Kroger/Albertsons: Albertsons Responds to Request to Delay Dividend

Shauna Golden

Albertsons has rejected a request by several state attorneys general (AG) to hold off on a special dividend payment totaling nearly $4 billion to stakeholders, stating the dividend plans were developed prior to potential merger discussions with Kroger and payment cancellations could lead to financial and legal liabilities, as reported in Bloomberg.
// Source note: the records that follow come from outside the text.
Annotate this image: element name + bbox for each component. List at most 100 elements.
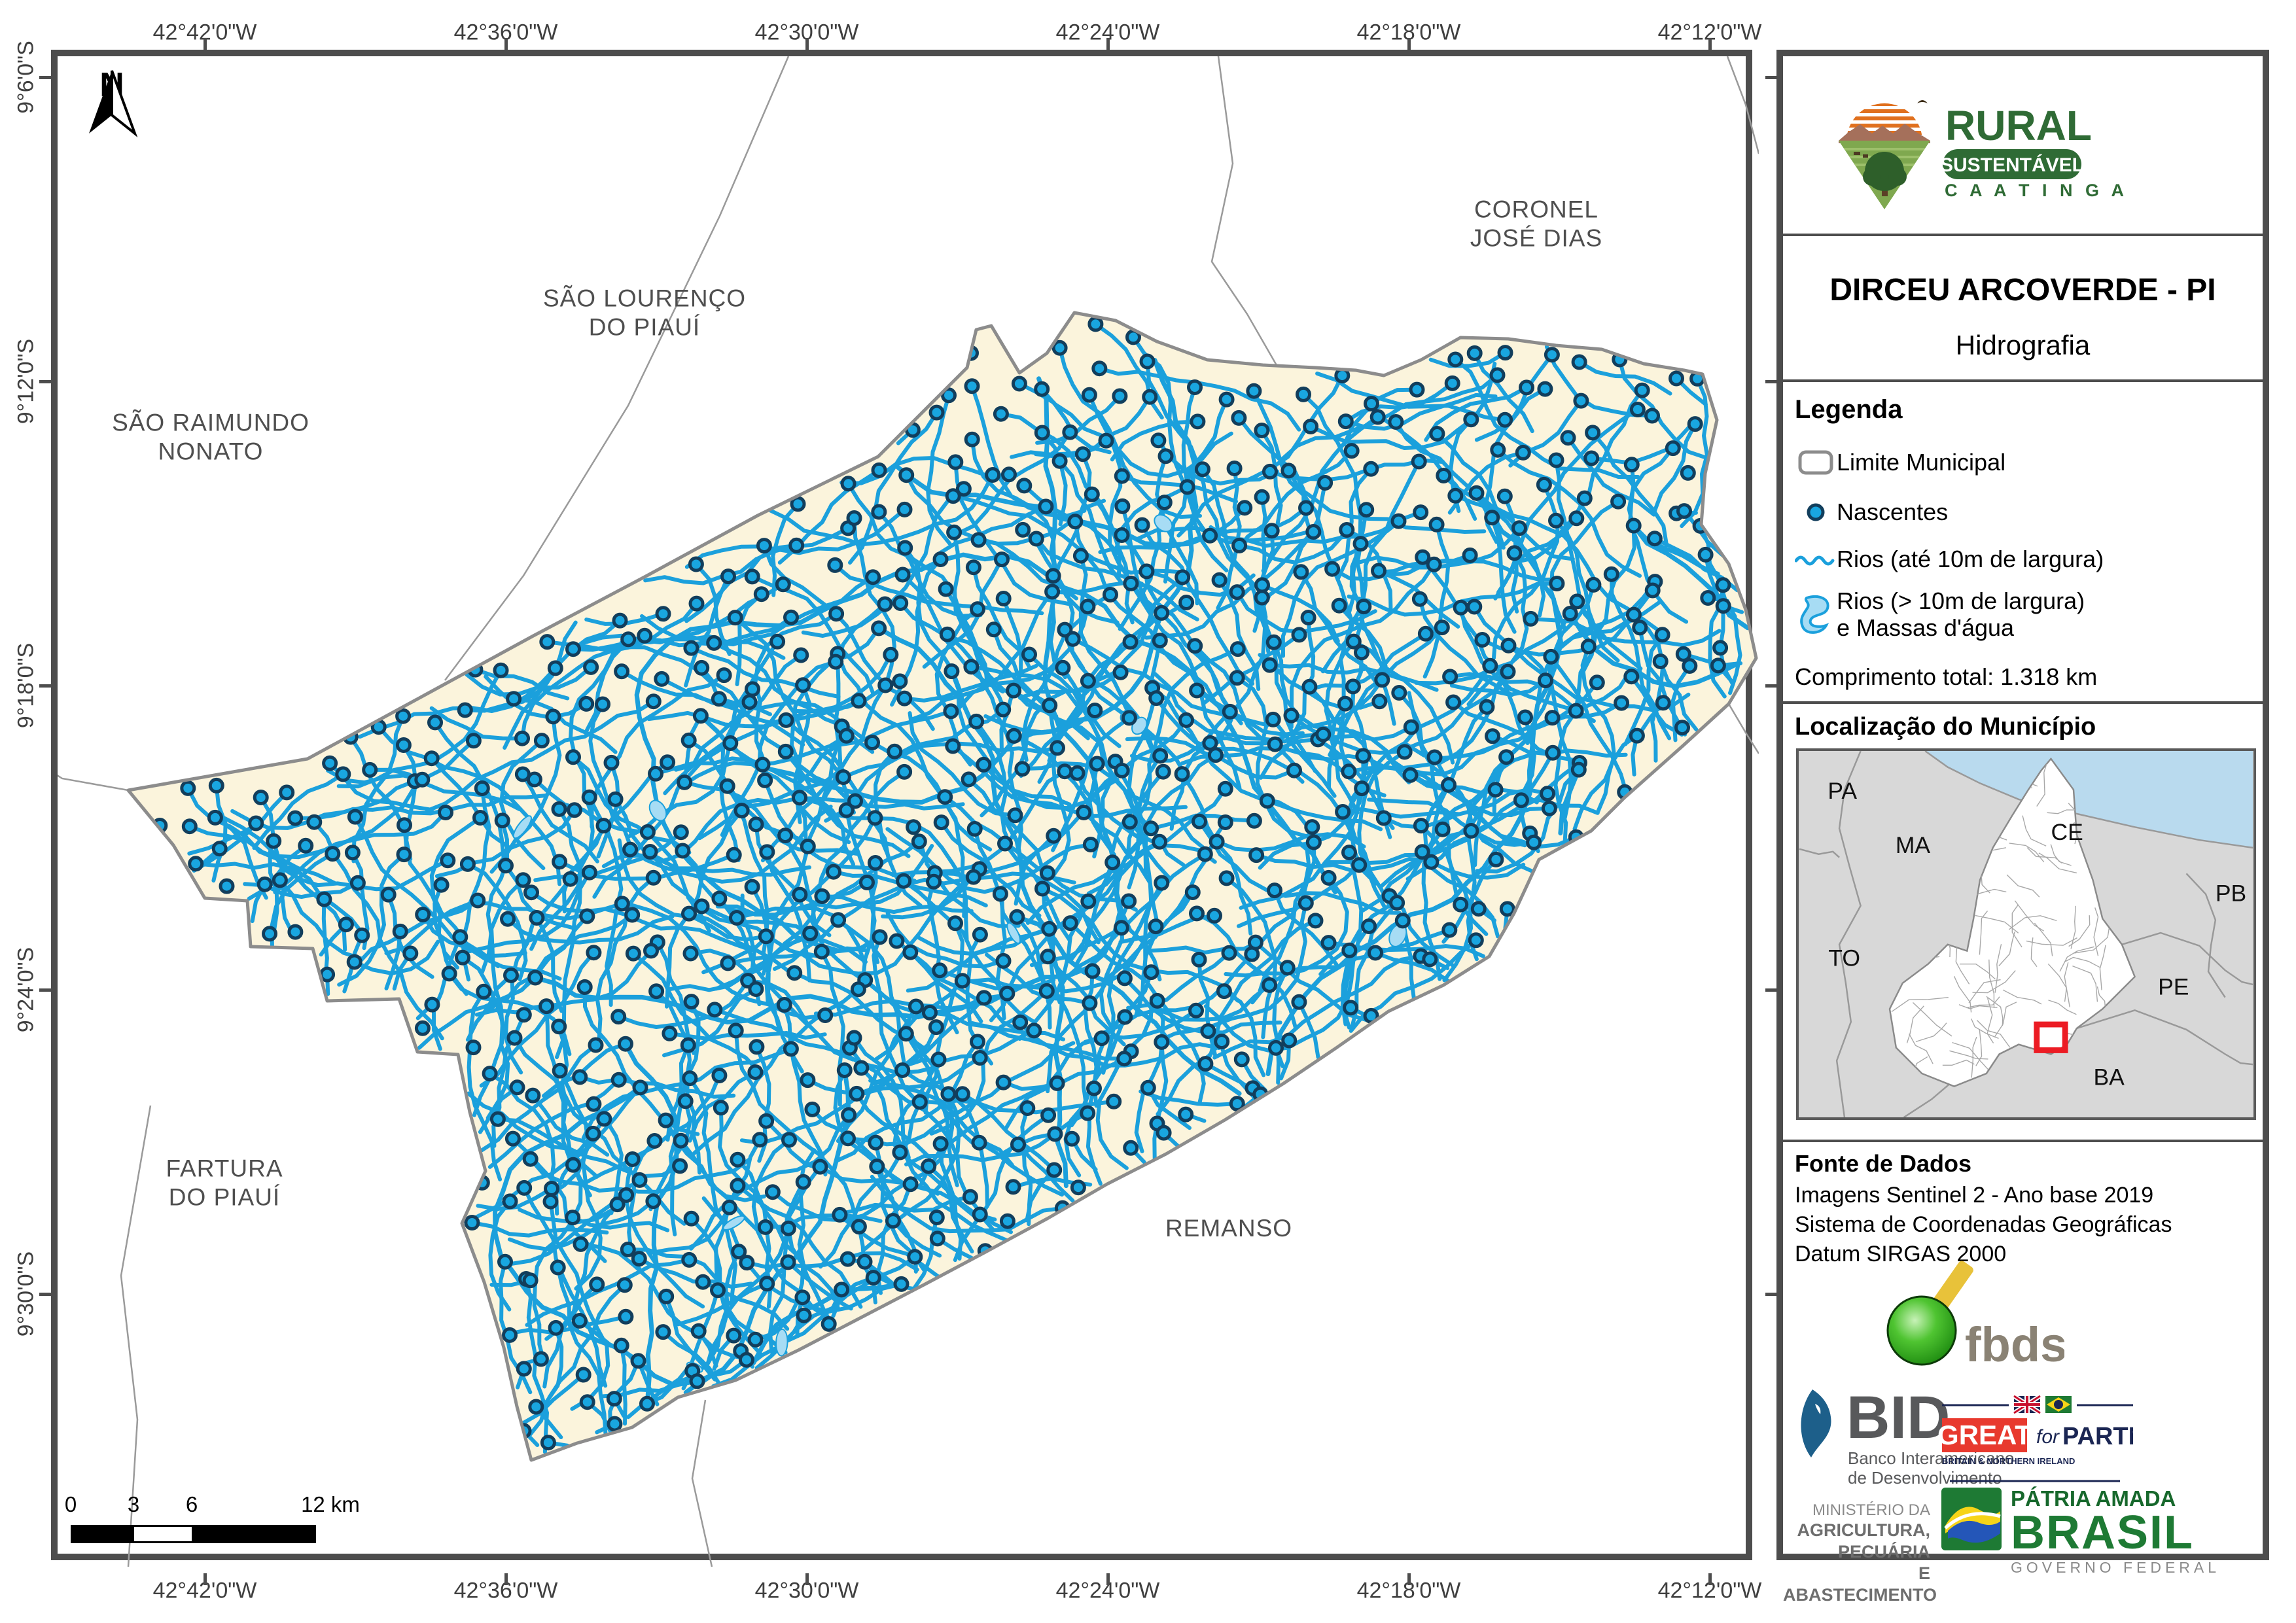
nascente-point [572,1069,588,1085]
nascente-point [970,532,987,548]
nascente-point [441,966,457,982]
river-line [1015,915,1052,1030]
nascente-point [680,732,697,748]
tick-bottom-4 [1407,1573,1411,1585]
neighbor-boundary-line [691,1399,713,1567]
nascente-point [1371,693,1388,710]
nascente-point [778,712,794,728]
nascente-point [1070,1179,1086,1196]
tick-right-3 [1765,988,1777,992]
nascente-point [539,634,556,650]
nascente-point [1428,516,1445,532]
nascente-point [1538,672,1553,689]
river-line [429,706,524,741]
nascente-point [1368,945,1383,961]
nascente-point [1343,443,1360,459]
nascente-point [1080,672,1096,689]
nascente-point [1468,932,1484,949]
nascente-point [753,586,769,602]
scale-label-3: 12 km [301,1492,360,1516]
nascente-point [933,814,949,831]
nascente-point [514,730,530,746]
nascente-point [726,846,742,863]
nascente-point [706,635,722,651]
water-body [775,1328,788,1357]
nascente-point [344,845,361,861]
nascente-point [688,556,704,572]
nascente-point [992,886,1008,902]
nascente-point [937,789,953,805]
nascente-point [1354,644,1369,661]
nascente-point [893,1276,910,1292]
tick-right-0 [1765,76,1777,79]
nascente-point [677,774,693,790]
nascente-point [1265,634,1282,650]
nascente-point [1265,711,1281,727]
nascente-point [1174,569,1191,585]
nascente-point [1200,1023,1216,1039]
nascente-point [455,949,470,966]
river-line [951,744,1188,818]
river-line [1474,353,1554,442]
river-line [904,1132,1057,1166]
nascente-point [1300,610,1316,625]
river-line [272,839,296,937]
nascente-point [1390,513,1407,529]
nascente-point [433,877,450,893]
river-line [1337,603,1396,726]
river-line [1095,1049,1133,1170]
river-line [376,725,562,886]
nascente-point [835,769,851,785]
nascente-point [1231,537,1248,553]
nascente-point [1411,453,1427,470]
nascente-point [836,1062,853,1078]
nascente-point [683,994,699,1010]
nascente-point [1040,1107,1057,1123]
river-line [1040,430,1068,527]
river-line [1280,373,1500,461]
nascente-point [694,659,710,676]
river-line [384,929,402,990]
river-line [337,852,406,987]
nascente-point [976,756,992,773]
nascente-point [939,626,955,642]
water-body [1154,514,1173,532]
river-line [529,890,757,954]
nascente-point [440,852,456,869]
nascente-point [871,462,887,478]
nascente-point [892,595,909,611]
river-line [584,1073,722,1185]
north-arrow-icon [89,70,138,138]
nascente-point [1211,572,1227,588]
nascente-point [794,1289,811,1306]
nascente-point [838,727,855,744]
river-line [918,1081,1059,1188]
nascente-point [727,610,743,626]
river-line [478,1085,520,1134]
nascente-point [1106,1093,1122,1109]
nascente-point [997,835,1013,852]
nascente-point [1488,851,1504,867]
river-line [562,824,606,914]
data-source-line-0: Imagens Sentinel 2 - Ano base 2019 [1795,1183,2154,1208]
nascente-point [1548,512,1564,529]
nascente-point [1075,446,1091,462]
river-line [1361,829,1474,913]
tick-left-3 [39,988,51,992]
nascente-point [1154,1034,1170,1050]
nascente-point [586,1096,602,1112]
nascente-point [1537,381,1553,397]
river-line [548,1199,610,1411]
river-line [1553,708,1578,845]
river-line [885,827,1093,894]
nascente-point [648,983,665,1000]
nascente-point [781,1132,797,1148]
nascente-point [482,1066,498,1082]
nascente-point [1034,381,1050,397]
tick-top-3 [1106,38,1110,50]
river-line [839,456,1011,485]
nascente-point [1268,1039,1284,1056]
nascente-point [826,864,841,880]
river-line [969,665,1122,748]
nascente-point [642,844,658,860]
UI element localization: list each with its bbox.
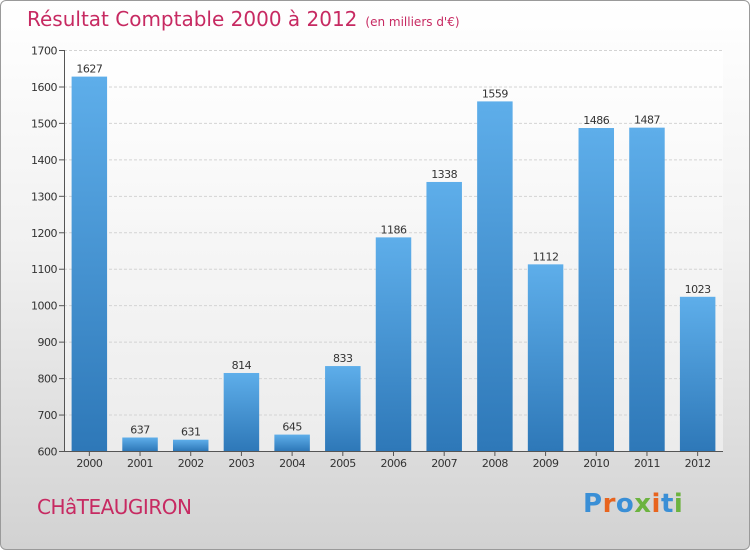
y-tick-label: 1100 xyxy=(31,263,57,276)
bar-2010 xyxy=(578,128,615,451)
bar-2008 xyxy=(477,101,513,451)
y-tick-label: 1000 xyxy=(31,300,57,313)
data-label-2000: 1627 xyxy=(76,63,102,76)
y-tick-label: 1400 xyxy=(31,154,57,167)
x-tick-label: 2012 xyxy=(685,457,711,470)
location-name: CHâTEAUGIRON xyxy=(37,495,192,519)
bar-2000 xyxy=(71,76,108,451)
data-label-2009: 1112 xyxy=(533,250,559,263)
y-tick-label: 600 xyxy=(38,446,58,459)
logo-letter: P xyxy=(583,489,603,519)
bar-2001 xyxy=(122,437,158,451)
logo-letter: i xyxy=(651,489,661,519)
logo-letter: o xyxy=(615,489,635,519)
data-label-2005: 833 xyxy=(333,352,353,365)
data-label-2007: 1338 xyxy=(431,168,457,181)
x-tick-label: 2002 xyxy=(178,457,204,470)
bars: 1627 637 631 814 645 833 1186 1338 1559 1112 1486 1… xyxy=(71,63,716,451)
y-tick-label: 1600 xyxy=(31,81,57,94)
x-tick-label: 2003 xyxy=(228,457,254,470)
x-tick-label: 2001 xyxy=(127,457,153,470)
axes: 600 700 800 900 1000 1100 1200 1300 1400 1500 1600… xyxy=(31,45,723,470)
x-tick-label: 2004 xyxy=(279,457,305,470)
bar-2011 xyxy=(629,127,665,451)
y-tick-label: 900 xyxy=(38,336,58,349)
chart-title-text: Résultat Comptable 2000 à 2012 xyxy=(27,7,358,31)
bar-2007 xyxy=(426,181,462,451)
x-tick-label: 2006 xyxy=(381,457,407,470)
x-tick-label: 2009 xyxy=(533,457,559,470)
x-tick-label: 2007 xyxy=(431,457,457,470)
data-label-2008: 1559 xyxy=(482,87,508,100)
data-label-2011: 1487 xyxy=(634,114,660,127)
data-label-2001: 637 xyxy=(130,424,150,437)
logo-letter: r xyxy=(602,489,616,519)
data-label-2004: 645 xyxy=(282,421,302,434)
x-tick-label: 2010 xyxy=(583,457,609,470)
x-tick-label: 2005 xyxy=(330,457,356,470)
logo-letter: i xyxy=(673,489,684,519)
y-tick-label: 1500 xyxy=(31,117,57,130)
data-label-2012: 1023 xyxy=(685,283,711,296)
x-tick-label: 2008 xyxy=(482,457,508,470)
data-label-2002: 631 xyxy=(181,426,201,439)
bar-2003 xyxy=(223,372,260,451)
proxiti-logo: Proxiti xyxy=(583,489,683,519)
x-tick-label: 2000 xyxy=(76,457,102,470)
y-tick-label: 800 xyxy=(38,373,58,386)
chart-title: Résultat Comptable 2000 à 2012 (en millie… xyxy=(27,7,460,31)
bar-2002 xyxy=(172,439,209,451)
x-tick-label: 2011 xyxy=(634,457,660,470)
bar-2006 xyxy=(375,237,412,451)
data-label-2003: 814 xyxy=(232,359,252,372)
logo-letter: x xyxy=(634,489,652,519)
bar-2005 xyxy=(325,366,361,451)
bar-2012 xyxy=(679,296,716,451)
chart-unit-note: (en milliers d'€) xyxy=(365,15,460,29)
y-tick-label: 700 xyxy=(38,409,58,422)
y-tick-label: 1700 xyxy=(31,45,57,58)
data-label-2006: 1186 xyxy=(381,223,407,236)
y-tick-label: 1300 xyxy=(31,190,57,203)
y-tick-label: 1200 xyxy=(31,227,57,240)
bar-2004 xyxy=(274,434,310,451)
logo-letter: t xyxy=(660,489,674,519)
bar-2009 xyxy=(527,264,564,451)
data-label-2010: 1486 xyxy=(583,114,609,127)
On Oct. 14, Kroger announced its “definitive agreement” on a $24.6 billion deal to acquire Albertsons, a move that would bring the country’s two largest grocery chains together. Combined, the two retailers boast more than 710,000 employees in nearly 5,000 stores across 48 states and D.C. On the same day, Albertsons announced a “special cash dividend” slated to go out to shareholders on Nov. 7 at $6.85 per share.

In response, state AGs from the District of Columbia, California, Arizona, Idaho, Illinois and Washington last week sent a letter to Albertsons and Kroger encouraging Albertsons to delay the payout until after the antitrust review process is complete. The signees argued that the $6.85 per share special dividend payments would cost Albertsons nearly one-third ($4 billion) of its $11.9 billion market share, hampering its ability to effectively compete with Kroger until 2024 when the deal is slated to close.

“Healthy and strong competition is an American value that Republicans and Democrats can unite around. Anticompetitive mergers have real impacts on everyday people,” said AG Karl A. Racine in a statement. “We’re deeply concerned about the level of concentration in essential industries, such as grocery stores…while we trust that Albertsons will adhere to our request, we are actively exploring other options to achieve our objectives, including litigation.”

In Albertsons’ response letter obtained by Bloomberg, the grocery chain claimed it is unable to comply with the request to delay payment of the special dividend, as it would expose the grocery chain to “significant” legal and financial liabilities. The grocer added that it is in a strong financial position today and will maintain a strong financial position after the payments.

The Office of the Attorney General was unable to share Albertsons’ response letter and the contents of the letter have not been independently verified by NOSH.

The shared concern among state AGs is that the merger or dividend payments may result in even higher prices and a reduction in high-paying jobs, wages and benefits. According to the state AGs, grocery prices rose 12% within the past year, marking the biggest jump in 40 years.

“An agreement with Kroger that deprives Albertsons of the cash it needs to operate competitively is economically no different than other pre-merger agreements or actions that have limited the output or other business operations of a merging party, leading the federal agencies to act,” the letter reads.

Albertsons disputed these claims in its response letter to state AGs, noting that both retailers will allocate $500 million in savings from the combination to lowering prices, $1 billion to improving stores and $1 billion to raising employee wages and benefits, as reported in Bloomberg.*

If it comes to fruition, the Kroger/Albertsons merger would mark the single largest shift in the grocery industry for emerging and entrepreneurial brands since Amazon purchased Whole Foods in 2017.

As the merger is not expected to close until 2024 and therefore regulatory approval of the merger is “far from assured” state AGs remain hopeful.

“The states must undertake their review review and assure themselves that competition in all relevant antitrust markets at issue is preserved,” the state AGs letter read. “Should any regulatory challenge to the merger succeed, or should the parties abandon the transaction, Albertsons would have to continue to compete with other grocery stores, a goal that its decision to enrich its shareholders to the tune of $4 billion will have made significantly more difficult to accomplish.”